How Augmented Reality Will Be the Next Big Revenue Driver for Apple

July 10, 2018 by Jon C. Ogg

In a world where smartphone growth has peaked and the market has become saturated and very well established, many investors wonder what the next driver will be for the mighty Apple Inc. (NASDAQ: AAPL). The world’s largest company by market capitalization has been touted by many analysts as having a slew of services, apps and nonproduct revenues coming down the pipe, but now augmented reality (AR) is being pointed out as a new driver.

Merrill Lynch has reiterated its Buy rating on Apple ahead of the company’s earnings report, and the firm’s Wamsi Mohan has raised his price target to $230 from $225 in the call. All-in revenues for AR are called a $6 billion to $8 billion opportunity, and the ARKit 2 and the iOS installed base are being viewed as attractive for AR developers.

There were also some specifics pointed out in revenue opportunities by industry. Mohan pointed out how retailers like Lowes and Home Depot are using AR to help customers visualize how countertops, paint, flooring and blinds look in their homes before buying. Also, AR can be used to market hotels and travel experiences and many other sectors.

Merrill Lynch also raised its 2018 fiscal estimates to $263.7 billion and $11.59 in earnings per share. The new $230 price objective is based on 16 times its 2019 earnings per share (EPS) estimate of $13.98. Thomson Reuters has its annual consensus EPS estimates at $11.49 for 2018 and $13.25 in 2019. The firm also sees higher iPhone sales expectations in 2019 and 2020 as AR drives incremental sales.

Mohan said of Apple:

In our opinion, revenue contribution can be significant even without Apple introducing any dedicated AR hardware. Specifically, we estimate that AR can add $1 billion revenue by the end of Fiscal year 2020 from App Store downloads alone. Moreover, increased use of AR Apps will help drive higher sales of iPhones, especially post rear 3D sensing inclusion in 2019… In addition, if Apple were to introduce AR specific eyewear (not currently factored into our model) we conservatively size the cumulative revenue upside from such device sales at approximately $11 billion by fiscal year 2020. We think AR apps will command a price premium. We believe the inclusion of AR features will be appealing to consumers (for use in applications like Maps that can have an additional virtual overlay) as well as to enterprises where employees can be trained and instructions can be conveyed in real-time.
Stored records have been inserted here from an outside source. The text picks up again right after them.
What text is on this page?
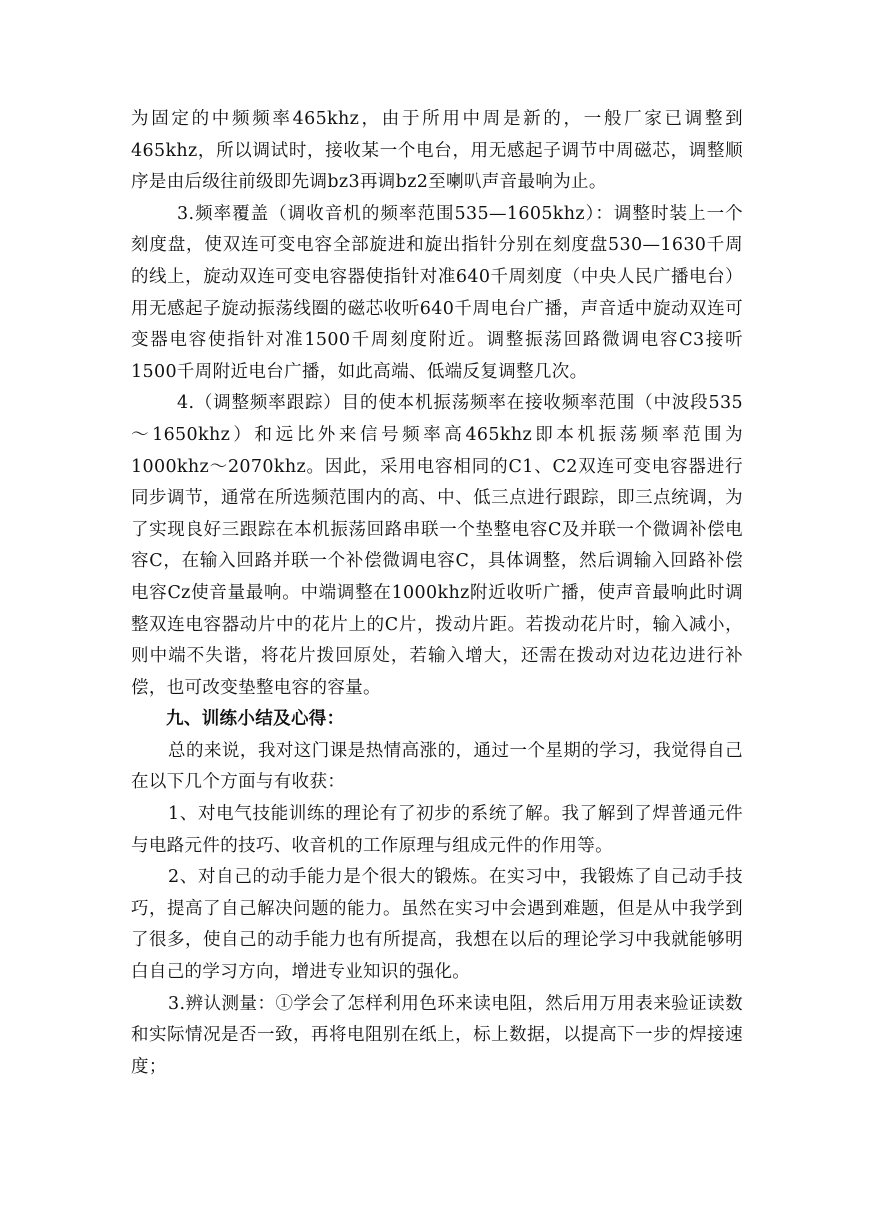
为固定的中频频率465khz，由于所用中周是新的，一般厂家已调整到465khz，所以调试时，接收某一个电台，用无感起子调节中周磁芯，调整顺序是由后级往前级即先调bz3再调bz2至喇叭声音最响为止。

3.频率覆盖（调收音机的频率范围535—1605khz）：调整时装上一个刻度盘，使双连可变电容全部旋进和旋出指针分别在刻度盘530—1630千周的线上，旋动双连可变电容器使指针对准640千周刻度（中央人民广播电台）用无感起子旋动振荡线圈的磁芯收听640千周电台广播，声音适中旋动双连可变器电容使指针对准1500千周刻度附近。调整振荡回路微调电容C3接听1500千周附近电台广播，如此高端、低端反复调整几次。

4.（调整频率跟踪）目的使本机振荡频率在接收频率范围（中波段535～1650khz）和远比外来信号频率高465khz即本机振荡频率范围为1000khz～2070khz。因此，采用电容相同的C1、C2双连可变电容器进行同步调节，通常在所选频范围内的高、中、低三点进行跟踪，即三点统调，为了实现良好三跟踪在本机振荡回路串联一个垫整电容C及并联一个微调补偿电容C，在输入回路并联一个补偿微调电容C，具体调整，然后调输入回路补偿电容Cz使音量最响。中端调整在1000khz附近收听广播，使声音最响此时调整双连电容器动片中的花片上的C片，拨动片距。若拨动花片时，输入减小，则中端不失谐，将花片拨回原处，若输入增大，还需在拨动对边花边进行补偿，也可改变垫整电容的容量。

九、训练小结及心得：

总的来说，我对这门课是热情高涨的，通过一个星期的学习，我觉得自己在以下几个方面与有收获：

1、对电气技能训练的理论有了初步的系统了解。我了解到了焊普通元件与电路元件的技巧、收音机的工作原理与组成元件的作用等。

2、对自己的动手能力是个很大的锻炼。在实习中，我锻炼了自己动手技巧，提高了自己解决问题的能力。虽然在实习中会遇到难题，但是从中我学到了很多，使自己的动手能力也有所提高，我想在以后的理论学习中我就能够明白自己的学习方向，增进专业知识的强化。

3.辨认测量：①学会了怎样利用色环来读电阻，然后用万用表来验证读数和实际情况是否一致，再将电阻别在纸上，标上数据，以提高下一步的焊接速度；
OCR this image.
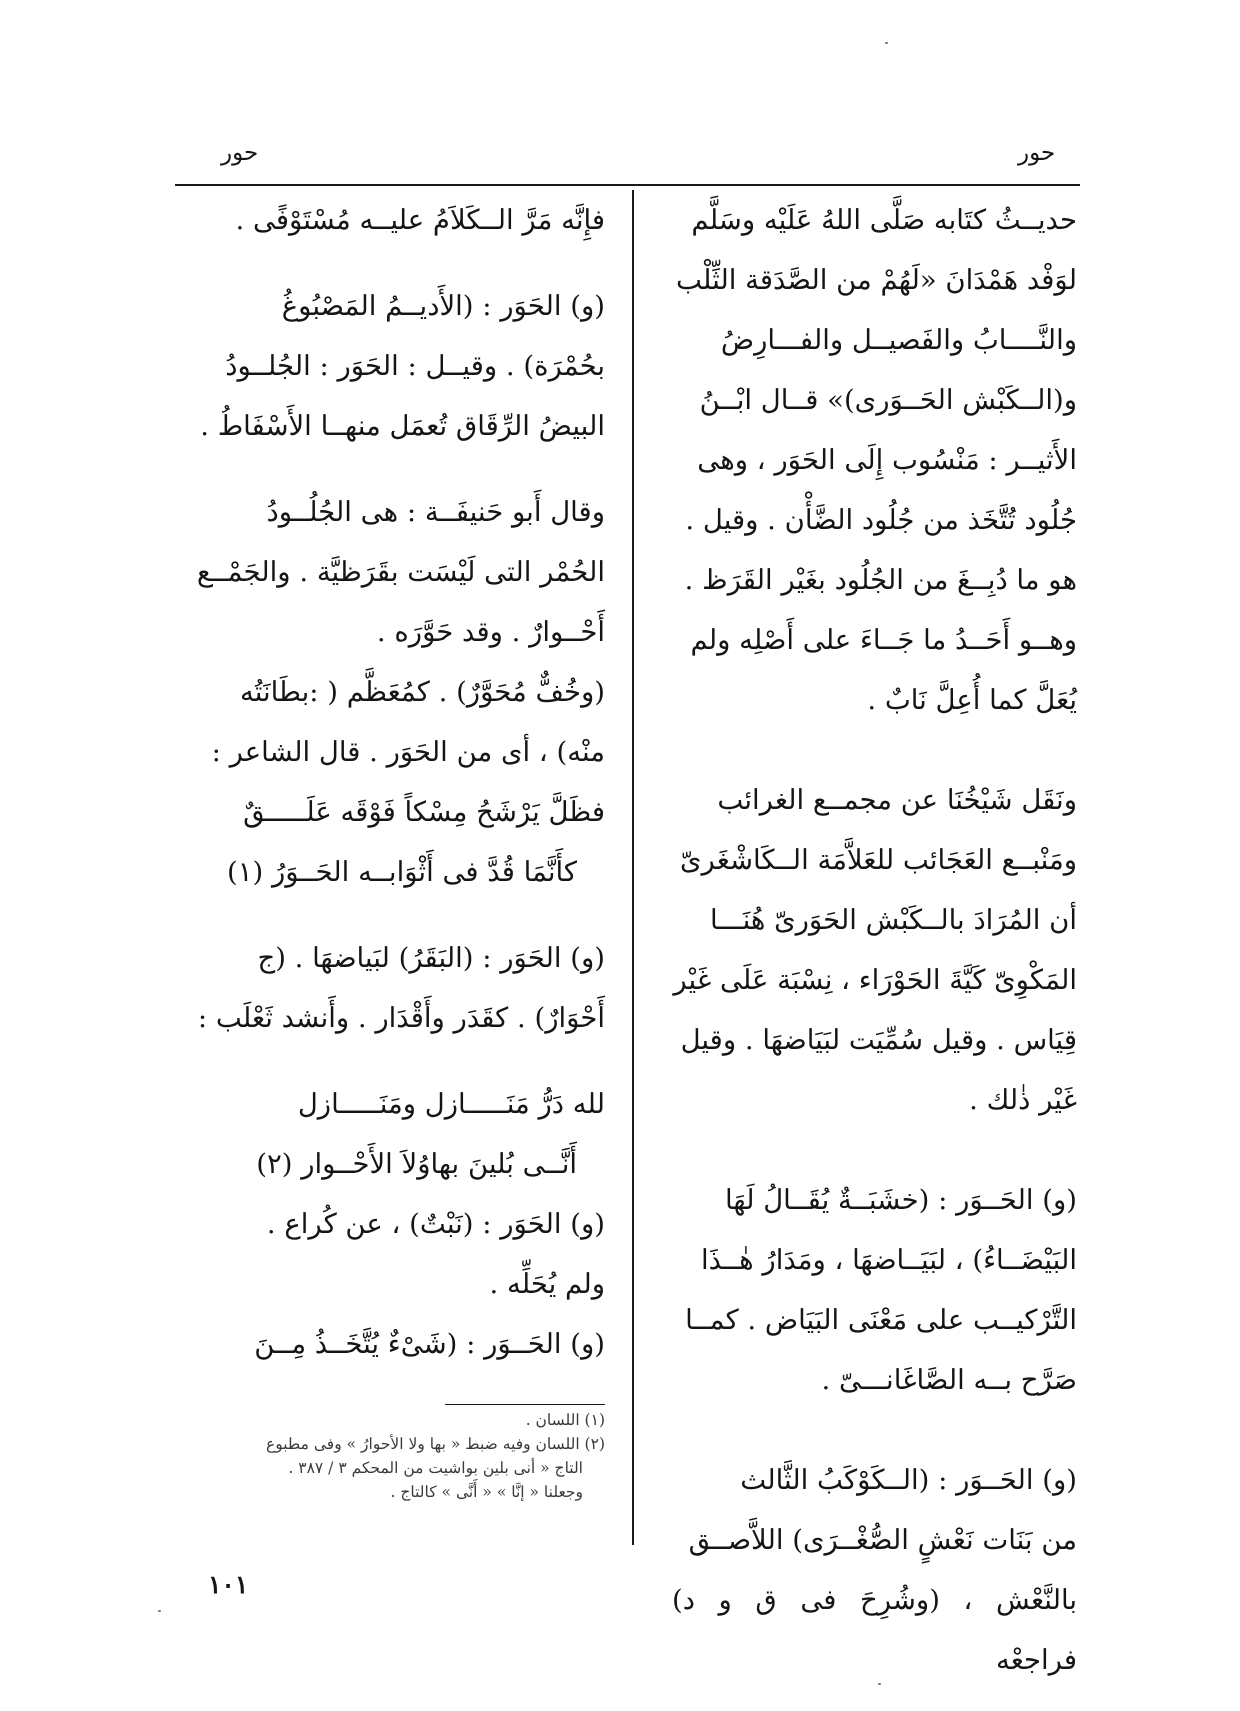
حور
حور
حديــثُ كتَابه صَلَّى اللهُ عَلَيْه وسَلَّم
لوَفْد هَمْدَانَ «لَهُمْ من الصَّدَقة الثِّلْب
والنَّــــابُ والفَصيــل والفـــارِضُ
و(الــكَبْش الحَــوَرى)» قــال ابْــنُ
الأَثيــر : مَنْسُوب إِلَى الحَوَر ، وهى
جُلُود تُتَّخَذ من جُلُود الضَّأْن . وقيل .
هو ما دُبِــغَ من الجُلُود بغَيْر القَرَظ .
وهــو أَحَــدُ ما جَــاءَ على أَصْلِه ولم
يُعَلَّ كما أُعِلَّ نَابٌ .
ونَقَل شَيْخُنَا عن مجمــع الغرائب
ومَنْبــع العَجَائب للعَلاَّمَة الــكَاشْغَرىّ
أن المُرَادَ بالــكَبْش الحَوَرىّ هُنَـــا
المَكْوِىّ كَيَّةَ الحَوْرَاء ، نِسْبَة عَلَى غَيْر
قِيَاس . وقيل سُمِّيَت لبَيَاضهَا . وقيل
غَيْر ذٰلك .
(و) الحَــوَر : (خشَبَــةٌ يُقَــالُ لَهَا
البَيْضَــاءُ) ، لبَيَــاضهَا ، ومَدَارُ هٰــذَا
التَّرْكيــب على مَعْنَى البَيَاض . كمــا
صَرَّح بــه الصَّاغَانـــىّ .
(و) الحَــوَر : (الــكَوْكَبُ الثَّالث
من بَنَات نَعْشٍ الصُّغْــرَى) اللاَّصــق
بالنَّعْش ، (وشُرِحَ فى ق و د) فراجعْه
فإِنَّه مَرَّ الــكَلاَمُ عليــه مُسْتَوْفًى .
(و) الحَوَر : (الأَديــمُ المَصْبُوغُ
بحُمْرَة) . وقيــل : الحَوَر : الجُلــودُ
البيضُ الرِّقَاق تُعمَل منهــا الأَسْفَاطُ .
وقال أَبو حَنيفَــة : هى الجُلُــودُ
الحُمْر التى لَيْسَت بقَرَظيَّة . والجَمْــع
أَحْــوارٌ . وقد حَوَّرَه .
(وخُفٌّ مُحَوَّرٌ) . كمُعَظَّم ( :بطَانَتُه
منْه) ، أى من الحَوَر . قال الشاعر :
فظَلَّ يَرْشَحُ مِسْكاً فَوْقَه عَلَـــــقٌ
كأَنَّمَا قُدَّ فى أَثْوَابــه الحَــوَرُ (١)
(و) الحَوَر : (البَقَرُ) لبَياضهَا . (ج
أَحْوَارٌ) . كقَدَر وأَقْدَار . وأَنشد ثَعْلَب :
لله دَرُّ مَنَـــــازل ومَنَـــــازل
أَنَّــى بُلينَ بهاوُلاَ الأَحْــوار (٢)
(و) الحَوَر : (نَبْتٌ) ، عن كُراع .
ولم يُحَلِّه .
(و) الحَــوَر : (شَىْءٌ يُتَّخَــذُ مِــنَ
(١) اللسان .
(٢) اللسان وفيه ضبط « بها ولا الأحوارُ » وفى مطبوع
التاج « أنى بلين بواشيت من المحكم ٣ / ٣٨٧ .
وجعلنا « إنَّا » « أَنَّى » كالتاج .
١٠١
The Merrill Lynch investment rationale for Apple says:

We rate Apple a Buy on potential upside from 1) growth in the services business that will drive higher margins, 2) continued long-term opportunity in emerging markets including China, 3) potential share gains from lower-end iPhones, 4) a steadier iPhone cycles that should drive higher selling prices and gross margins, 5) benefits from tax law changes, and 6) optionality in cash balance, revenue sources like Apple Pay, Apple Watch, home/health kit, etc., that will take time to mature.

Apple shares down fractionally at $190.45 early Tuesday. They have a 52-week range of $144.38 to $194.20, and the consensus analyst target price was seen at $201.07 ahead of this call.